We are told she had a terrible cancer inside her that killed her but this is implausible.
“If you have cancer you have symptoms. Clearly public health doctors are desperate to turn the debate away from the vaccine as a possible cause.”
Jabs, the vaccine support group, has received details of 19 girls who have suffered serious health problems, including seizures, fatigue or joint and muscle pain, since their jabs.
The Sunday Express revealed earlier this year that some of them have launched legal action against the makers of Cervarix.
Lisa Wickendon, 13, of Chobham, Surrey, developed muscle weakness in her legs after her third dose of vaccine last March, leaving her unable to walk.
When hospital tests came back normal, doctors said her symptoms were in her mind and referred her to a mental health team.
However, a consultant psychiatrist said her mental health was sound and her symptoms had “a strong relationship to receiving the vaccine”.
Her mother Elizabeth, a secretary, said: “She couldn’t walk or see properly. She couldn’t make those things up.”

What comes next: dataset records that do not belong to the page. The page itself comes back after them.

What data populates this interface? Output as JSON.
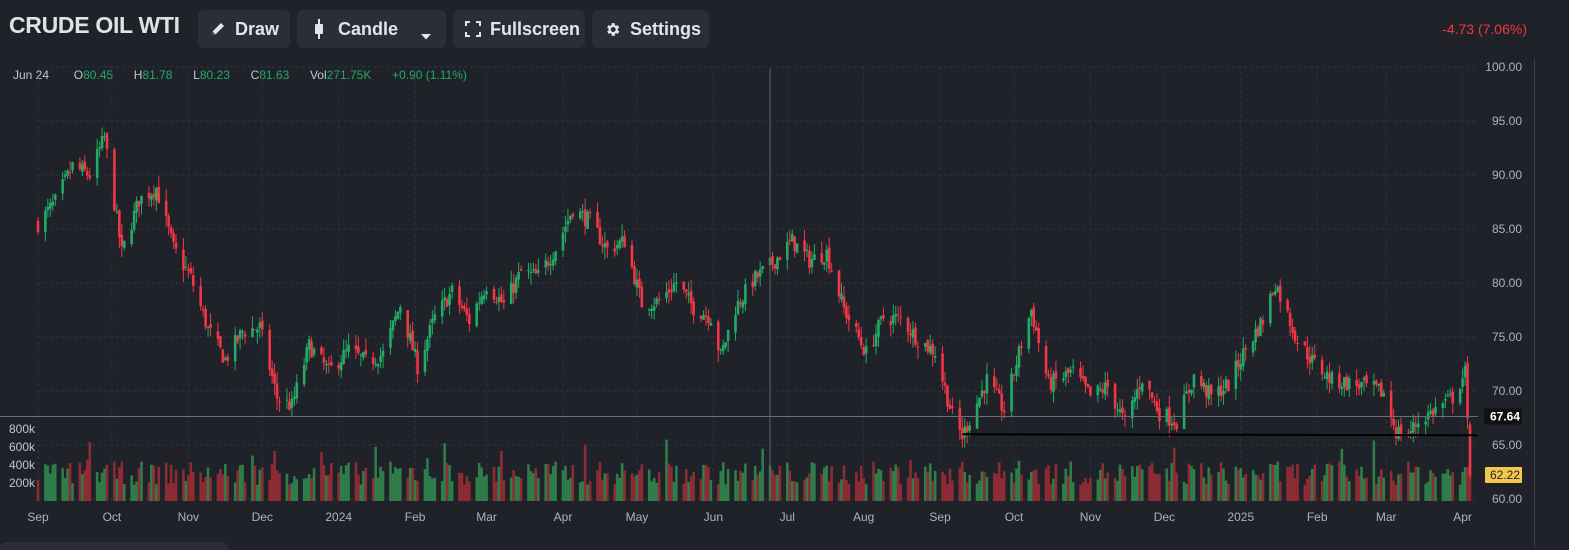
{
  "toolbar": {
    "symbol": "CRUDE OIL WTI",
    "draw_label": "Draw",
    "candle_label": "Candle",
    "fullscreen_label": "Fullscreen",
    "settings_label": "Settings",
    "change_text": "-4.73 (7.06%)"
  },
  "ohlc": {
    "date": "Jun 24",
    "o_label": "O",
    "o": "80.45",
    "h_label": "H",
    "h": "81.78",
    "l_label": "L",
    "l": "80.23",
    "c_label": "C",
    "c": "81.63",
    "vol_label": "Vol",
    "vol": "271.75K",
    "change": "+0.90 (1.11%)"
  },
  "colors": {
    "background": "#1f2228",
    "up": "#22ab66",
    "down": "#f23645",
    "volume_up": "#2e7d4a",
    "volume_down": "#8e2b34",
    "grid": "#2e323c",
    "axis_text": "#aeb2bb",
    "last_price_badge": "#f2c94c",
    "crosshair_badge": "#111111"
  },
  "icons": {
    "draw": "pencil-icon",
    "candle": "candlestick-icon",
    "fullscreen": "fullscreen-icon",
    "settings": "gear-icon",
    "dropdown": "chevron-down-icon"
  },
  "chart_data": {
    "type": "candlestick",
    "title": "CRUDE OIL WTI",
    "price_axis": {
      "ylim": [
        60,
        100
      ],
      "ticks": [
        "100.00",
        "95.00",
        "90.00",
        "85.00",
        "80.00",
        "75.00",
        "70.00",
        "65.00",
        "60.00"
      ],
      "crosshair_price": "67.64",
      "last_price": "62.22",
      "support_level": 65.9
    },
    "volume_axis": {
      "ticks": [
        "800k",
        "600k",
        "400k",
        "200k"
      ],
      "ylim": [
        0,
        900000
      ]
    },
    "time_axis": {
      "ticks": [
        "Sep",
        "Oct",
        "Nov",
        "Dec",
        "2024",
        "Feb",
        "Mar",
        "Apr",
        "May",
        "Jun",
        "Jul",
        "Aug",
        "Sep",
        "Oct",
        "Nov",
        "Dec",
        "2025",
        "Feb",
        "Mar",
        "Apr"
      ],
      "crosshair_date": "Jun 24"
    },
    "grid": true,
    "close_path": [
      [
        "2023-09-01",
        85.5
      ],
      [
        "2023-09-08",
        87.5
      ],
      [
        "2023-09-15",
        90.8
      ],
      [
        "2023-09-22",
        90.0
      ],
      [
        "2023-09-28",
        93.5
      ],
      [
        "2023-10-05",
        82.8
      ],
      [
        "2023-10-12",
        87.7
      ],
      [
        "2023-10-19",
        88.8
      ],
      [
        "2023-10-26",
        83.2
      ],
      [
        "2023-11-02",
        80.5
      ],
      [
        "2023-11-09",
        75.7
      ],
      [
        "2023-11-16",
        72.9
      ],
      [
        "2023-11-23",
        75.5
      ],
      [
        "2023-11-30",
        75.9
      ],
      [
        "2023-12-07",
        69.4
      ],
      [
        "2023-12-13",
        68.6
      ],
      [
        "2023-12-20",
        74.2
      ],
      [
        "2023-12-28",
        71.8
      ],
      [
        "2024-01-05",
        73.8
      ],
      [
        "2024-01-12",
        72.7
      ],
      [
        "2024-01-19",
        73.4
      ],
      [
        "2024-01-26",
        78.0
      ],
      [
        "2024-02-02",
        72.3
      ],
      [
        "2024-02-09",
        76.8
      ],
      [
        "2024-02-16",
        79.2
      ],
      [
        "2024-02-23",
        76.5
      ],
      [
        "2024-03-01",
        79.9
      ],
      [
        "2024-03-08",
        78.0
      ],
      [
        "2024-03-15",
        81.0
      ],
      [
        "2024-03-22",
        80.6
      ],
      [
        "2024-03-29",
        83.2
      ],
      [
        "2024-04-05",
        86.9
      ],
      [
        "2024-04-12",
        85.7
      ],
      [
        "2024-04-19",
        83.1
      ],
      [
        "2024-04-26",
        83.9
      ],
      [
        "2024-05-03",
        78.1
      ],
      [
        "2024-05-10",
        78.3
      ],
      [
        "2024-05-17",
        80.1
      ],
      [
        "2024-05-24",
        77.7
      ],
      [
        "2024-05-31",
        76.9
      ],
      [
        "2024-06-04",
        73.2
      ],
      [
        "2024-06-10",
        77.7
      ],
      [
        "2024-06-17",
        80.2
      ],
      [
        "2024-06-24",
        81.6
      ],
      [
        "2024-07-03",
        83.9
      ],
      [
        "2024-07-10",
        82.1
      ],
      [
        "2024-07-17",
        82.8
      ],
      [
        "2024-07-24",
        77.6
      ],
      [
        "2024-08-02",
        73.5
      ],
      [
        "2024-08-09",
        76.8
      ],
      [
        "2024-08-16",
        76.7
      ],
      [
        "2024-08-23",
        74.8
      ],
      [
        "2024-08-30",
        73.6
      ],
      [
        "2024-09-06",
        67.7
      ],
      [
        "2024-09-10",
        65.8
      ],
      [
        "2024-09-20",
        71.0
      ],
      [
        "2024-09-27",
        68.2
      ],
      [
        "2024-10-04",
        74.4
      ],
      [
        "2024-10-08",
        77.5
      ],
      [
        "2024-10-15",
        70.6
      ],
      [
        "2024-10-25",
        71.8
      ],
      [
        "2024-11-01",
        69.5
      ],
      [
        "2024-11-08",
        70.4
      ],
      [
        "2024-11-15",
        67.0
      ],
      [
        "2024-11-22",
        71.2
      ],
      [
        "2024-11-29",
        68.0
      ],
      [
        "2024-12-06",
        67.2
      ],
      [
        "2024-12-13",
        71.3
      ],
      [
        "2024-12-20",
        69.5
      ],
      [
        "2024-12-27",
        70.6
      ],
      [
        "2025-01-03",
        73.9
      ],
      [
        "2025-01-10",
        76.6
      ],
      [
        "2025-01-15",
        80.0
      ],
      [
        "2025-01-24",
        74.7
      ],
      [
        "2025-01-31",
        72.5
      ],
      [
        "2025-02-07",
        71.0
      ],
      [
        "2025-02-14",
        70.7
      ],
      [
        "2025-02-21",
        70.4
      ],
      [
        "2025-02-28",
        69.8
      ],
      [
        "2025-03-05",
        66.3
      ],
      [
        "2025-03-10",
        66.0
      ],
      [
        "2025-03-14",
        67.2
      ],
      [
        "2025-03-21",
        68.3
      ],
      [
        "2025-03-28",
        69.4
      ],
      [
        "2025-04-02",
        71.7
      ],
      [
        "2025-04-03",
        66.9
      ],
      [
        "2025-04-04",
        62.2
      ]
    ]
  }
}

GlaxoSmith-Kline, which makes Cervarix, said: “The vaccine has been thoroughly tested. Over 1.4million doses have been administered and it is estimated will save up to 400 lives a year.”
A Department of Health spokeswoman said: “The coroner is absolutely clear that the vaccine did not cause Natalie’s death. I strongly urge all girls to have the vaccine when they are offered it. It has an excellent safety record.”